Der Urenkel des Verlagsgründers, Karl Ernst Tielebier-Langenscheidt (geb. 1921), führt
die Familien-Verlegertradition fort. Neben dem Sprachen-Programm erweitert er das
Verlagsangebot um die Sparte Reise/Kartografie und reagiert auf den einsetzenden deutschen
und internationalen Tourismusboom.
Anlässlich des 100jährigen Verlagsjubiläums im Jahr 1956 ändert sich die optische
Gestaltung der Bucheinbände. Die einst unauffälligen dunkelblauen Einbände der
Wörterbücher, die teilweise schon mit gelber Bauchbinde in den Buchhandlungen zu finden
waren, werden von diesem Zeitpunkt an bis zum heutigen Tag in dem auffällig leuchtenden
Gelbton verlegt. Im Jahr 1961 erfolgt die Gründung des zweiten Verlagssitzes in München.
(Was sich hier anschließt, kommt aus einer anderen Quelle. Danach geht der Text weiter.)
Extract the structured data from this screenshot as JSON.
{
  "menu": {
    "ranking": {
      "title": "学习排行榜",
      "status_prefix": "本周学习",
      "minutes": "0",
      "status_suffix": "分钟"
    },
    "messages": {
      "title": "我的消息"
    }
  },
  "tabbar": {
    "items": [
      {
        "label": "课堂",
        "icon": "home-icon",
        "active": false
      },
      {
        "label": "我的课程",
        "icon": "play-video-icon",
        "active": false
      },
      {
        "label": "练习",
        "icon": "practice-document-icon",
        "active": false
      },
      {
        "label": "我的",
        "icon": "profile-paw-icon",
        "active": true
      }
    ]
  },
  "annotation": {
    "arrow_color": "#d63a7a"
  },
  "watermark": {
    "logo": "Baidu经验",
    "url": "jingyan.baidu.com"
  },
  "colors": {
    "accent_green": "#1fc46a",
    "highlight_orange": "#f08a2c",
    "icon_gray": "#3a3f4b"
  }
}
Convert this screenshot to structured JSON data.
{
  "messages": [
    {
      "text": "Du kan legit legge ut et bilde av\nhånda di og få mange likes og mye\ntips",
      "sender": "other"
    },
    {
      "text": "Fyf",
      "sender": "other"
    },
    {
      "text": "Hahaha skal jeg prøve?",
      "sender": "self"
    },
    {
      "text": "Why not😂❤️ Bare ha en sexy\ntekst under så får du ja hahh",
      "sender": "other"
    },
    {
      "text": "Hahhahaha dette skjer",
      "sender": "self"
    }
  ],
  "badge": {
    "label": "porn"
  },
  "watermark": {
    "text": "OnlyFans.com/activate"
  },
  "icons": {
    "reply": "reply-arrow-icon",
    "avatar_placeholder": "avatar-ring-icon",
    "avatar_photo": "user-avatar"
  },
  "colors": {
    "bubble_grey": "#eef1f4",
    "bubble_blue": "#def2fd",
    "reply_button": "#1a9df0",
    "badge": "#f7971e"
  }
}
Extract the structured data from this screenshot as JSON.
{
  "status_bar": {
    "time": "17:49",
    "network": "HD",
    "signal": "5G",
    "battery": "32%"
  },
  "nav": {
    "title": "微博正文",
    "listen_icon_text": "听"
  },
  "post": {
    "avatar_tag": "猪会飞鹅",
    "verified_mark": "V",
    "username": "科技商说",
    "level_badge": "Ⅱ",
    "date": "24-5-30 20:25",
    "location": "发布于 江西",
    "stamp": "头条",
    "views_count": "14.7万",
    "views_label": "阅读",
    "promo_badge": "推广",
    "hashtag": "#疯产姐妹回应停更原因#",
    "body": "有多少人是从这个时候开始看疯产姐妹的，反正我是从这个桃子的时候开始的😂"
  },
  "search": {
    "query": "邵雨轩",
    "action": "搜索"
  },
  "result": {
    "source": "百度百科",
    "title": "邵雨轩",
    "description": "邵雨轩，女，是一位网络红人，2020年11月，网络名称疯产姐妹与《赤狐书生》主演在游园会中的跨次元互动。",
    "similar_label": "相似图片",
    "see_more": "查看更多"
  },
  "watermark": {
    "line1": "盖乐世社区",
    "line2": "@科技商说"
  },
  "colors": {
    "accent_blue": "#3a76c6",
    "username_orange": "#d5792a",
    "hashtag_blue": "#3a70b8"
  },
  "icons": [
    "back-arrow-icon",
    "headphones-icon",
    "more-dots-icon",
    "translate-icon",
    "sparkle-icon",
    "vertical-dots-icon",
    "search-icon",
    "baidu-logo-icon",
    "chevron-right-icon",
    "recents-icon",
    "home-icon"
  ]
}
Seit zwei Jahrzehnten führt Andreas Langenscheidt (geb. 1952) in der vierten Generation
die Verlagsgruppe an. Zusätzlich zu den bestehenden zwei Säulen (Sprache,
Reise/Kartografie) erweitert er das Unternehmen mit der Beteiligung am Verlag
Bibliographisches Institut & F.A. Brockhaus und schafft die dritte tragende Säule:
Wissen und Deutsche Sprache.
In den 80er Jahren setzte Andreas Langenscheidt entscheidende Akzente durch die weitere
erfolgreiche Internationalisierung des Familienunternehmens. Somit vereint heute das
"Gelbe Dach" nationale und weltbekannte Markennamen u.a. wie: Duden, Meyers,
Hardenberg, Polyglott, Insight Guides, Blay Foldex und American Map.
"Wir haben alles versucht, um die Schließung zu verhindern", so Langenscheidt
Verlagsleiter Rolf Müller, "aber die enormen Investitionen in Umzug und Maschinen
kämen denen einer Neugründung gleich, und das ist angesichts der Marktlage leider nicht
zu rechtfertigen. Wir wollen stattdessen künftige Aufträge bevorzugt an Berliner
Betriebe geben und sind sicher, dass dadurch neue Arbeitsplätze geschaffen werden."